Angela Merkel bemühte sich um einen neuen Ton gegenüber Griechenland. Sie sagte Athen neue Hilfe zu. Dennoch musste sie von einem Großaufgebot der Polizei geschützt werden.
Athen/C.g. Zwei Gesichter einer Metropole: Durch ein stilles, geräumtes Athen brauste die deutsche Kanzlerin Dienstagmittag vom Flughafen zum kurzen Arbeitsgespräch mit Antonis Samaras, dem griechischen Ministerpräsidenten. Ein Versammlungsverbot auf der Route ihres Konvois, um die deutsche Botschaft und das Regierungsviertel sorgte für ungewöhnliche Ruhe im gesperrten Teil des Zentrums. Die Bannmeile wurde von einer lückenlosen Kette von Polizeibeamten gesichert, alle 20 Meter ein Mann, dazu ein Plexiglaszaun vor dem Parlament, Scharfschützen auf den Dächern, Froschmänner in den Gewässern, Bereitschaftstruppen in käfigartigen Mannschaftswagen, Beamte in Zivil, insgesamt 7000 Mann. Das andere Gesicht der Stadt zeigte sich mit heftigen Demonstrationen von rund 40.000 Menschen, die abseits des Blickfelds von Merkel ihrer Verärgerung über die harten Sparauflagen Luft machten.

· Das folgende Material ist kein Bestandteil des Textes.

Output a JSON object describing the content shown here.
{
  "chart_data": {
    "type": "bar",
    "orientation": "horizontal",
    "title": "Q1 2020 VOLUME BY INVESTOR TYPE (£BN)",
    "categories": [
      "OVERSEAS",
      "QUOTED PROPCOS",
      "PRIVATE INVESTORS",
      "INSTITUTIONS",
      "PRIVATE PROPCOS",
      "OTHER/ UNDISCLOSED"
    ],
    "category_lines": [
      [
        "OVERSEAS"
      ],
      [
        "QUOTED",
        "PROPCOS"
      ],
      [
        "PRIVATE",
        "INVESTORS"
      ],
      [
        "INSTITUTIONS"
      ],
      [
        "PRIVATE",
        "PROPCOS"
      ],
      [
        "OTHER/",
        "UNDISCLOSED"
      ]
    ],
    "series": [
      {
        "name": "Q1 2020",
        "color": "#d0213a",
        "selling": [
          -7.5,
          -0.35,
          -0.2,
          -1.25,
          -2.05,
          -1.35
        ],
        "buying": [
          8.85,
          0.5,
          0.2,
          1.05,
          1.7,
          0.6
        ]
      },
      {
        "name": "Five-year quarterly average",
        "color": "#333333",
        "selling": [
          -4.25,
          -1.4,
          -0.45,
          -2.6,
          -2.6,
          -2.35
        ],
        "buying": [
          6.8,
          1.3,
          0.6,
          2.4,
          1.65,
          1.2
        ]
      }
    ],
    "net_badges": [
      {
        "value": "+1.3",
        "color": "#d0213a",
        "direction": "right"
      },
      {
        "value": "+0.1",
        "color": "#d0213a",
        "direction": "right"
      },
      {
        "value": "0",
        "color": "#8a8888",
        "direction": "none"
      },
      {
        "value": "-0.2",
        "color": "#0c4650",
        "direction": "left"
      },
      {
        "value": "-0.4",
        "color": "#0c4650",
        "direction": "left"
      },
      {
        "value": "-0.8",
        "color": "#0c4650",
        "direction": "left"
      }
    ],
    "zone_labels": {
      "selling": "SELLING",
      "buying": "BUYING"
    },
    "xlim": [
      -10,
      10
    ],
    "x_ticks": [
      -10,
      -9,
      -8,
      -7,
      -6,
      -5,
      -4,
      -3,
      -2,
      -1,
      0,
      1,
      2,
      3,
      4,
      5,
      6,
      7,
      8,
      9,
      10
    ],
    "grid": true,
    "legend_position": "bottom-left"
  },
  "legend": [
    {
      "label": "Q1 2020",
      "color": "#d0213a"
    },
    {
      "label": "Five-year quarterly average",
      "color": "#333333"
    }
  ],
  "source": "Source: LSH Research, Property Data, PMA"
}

Nach den Gesprächen der Regierungschefs interpretierte Samaras den Besuch der Kanzlerin als „Anerkennung für die griechischen Opfer". Tatsächlich versuchte Merkel einen neuen Ton in der Bewertung Griechenlands anzustimmen. Sie zeigte Verständnis für die Nöte der Griechen, betonte den Willen, das Land im Euro zu halten und bot konkrete Hilfe für die Reform der regionalen Verwaltung und des Gesundheitswesens an. Die Hilfe soll mit 30 Millionen Euro starten. Keine Äußerungen gab es über die ausstehende Kredittranche für das bankrotte Athen und eine mögliche Streckung der notwendigen Sparmaßnahmen der Jahre 2013 und 2014. Darüber dürfte erst beim EU-Gipfel Mitte Oktober entschieden werden.
Hakenkreuzfahne in Griechenland
Gut gefüllt mit einem Heer an Demonstranten war die zweite Hälfte der Athener Innenstadt, beginnend am Syntagma-Platz vor dem Parlament. „Angela", wie sie hier genannt wird, mobilisierte linke und rechte Gruppen, aber auch viele frustrierte Griechen. Erneut tauchten Bilder und Masken von Wehrmachtssoldaten mit Hakenkreuzfahne auf, diesmal von der Gewerkschaft der Gemeindebediensteten.
Nach ihrem Abflug um 19.30 Uhr jedenfalls konnten die Sicherheitskräfte erleichtert aufatmen. Es war alles gut gegangen, von Nacktflitzern und Plastikflaschen unbezahlter Spitalsangestellter auf den Autokonvoi abgesehen, hatte es keine ernsthaften Zwischenfälle gegeben. Die zwölf Verhaftungen und neun Verletzten stellen Routine dar. Offen muss freilich die Frage bleiben, wie sich die Kanzlerin in der menschenleeren Sperrzone ein Bild von der Lage in Griechenland machen konnte. Die ersten Reaktionen der griechischen Opposition waren scharf: Alexis Tsipras von der Radikalen Linken bezeichnete den Besuch als „kommunikatives und politisches Fiasko".
Merkel: „Bin keine Lehrerin"
Die Deutschen und ihre Kanzlerin sind in Griechenland zum Feindbild mutiert. Scheinbar abfällige Bemerkungen deutscher Politiker und provokative Schlagzeilen über „Betrüger in der Eurofamilie" haben böses Blut gemacht. Viele machen nun allein „Sparmeister" Deutschland für das rapide Sinken ihres Lebensstandards verantwortlich. Alte Ressentiments werden an die Oberfläche gespült.
Merkel weiß das wohl - und versuchte zu beruhigen: „Ich bin hier nicht als Lehrerin oder Notengeberin hergekommen, sondern um Unterstützung auf einem sehr schwierigen Weg zu leisten." Der deutsche Fernsehsender ARD fasste den Besuch treffend zusammen: „Merkel lobt, Athen tobt."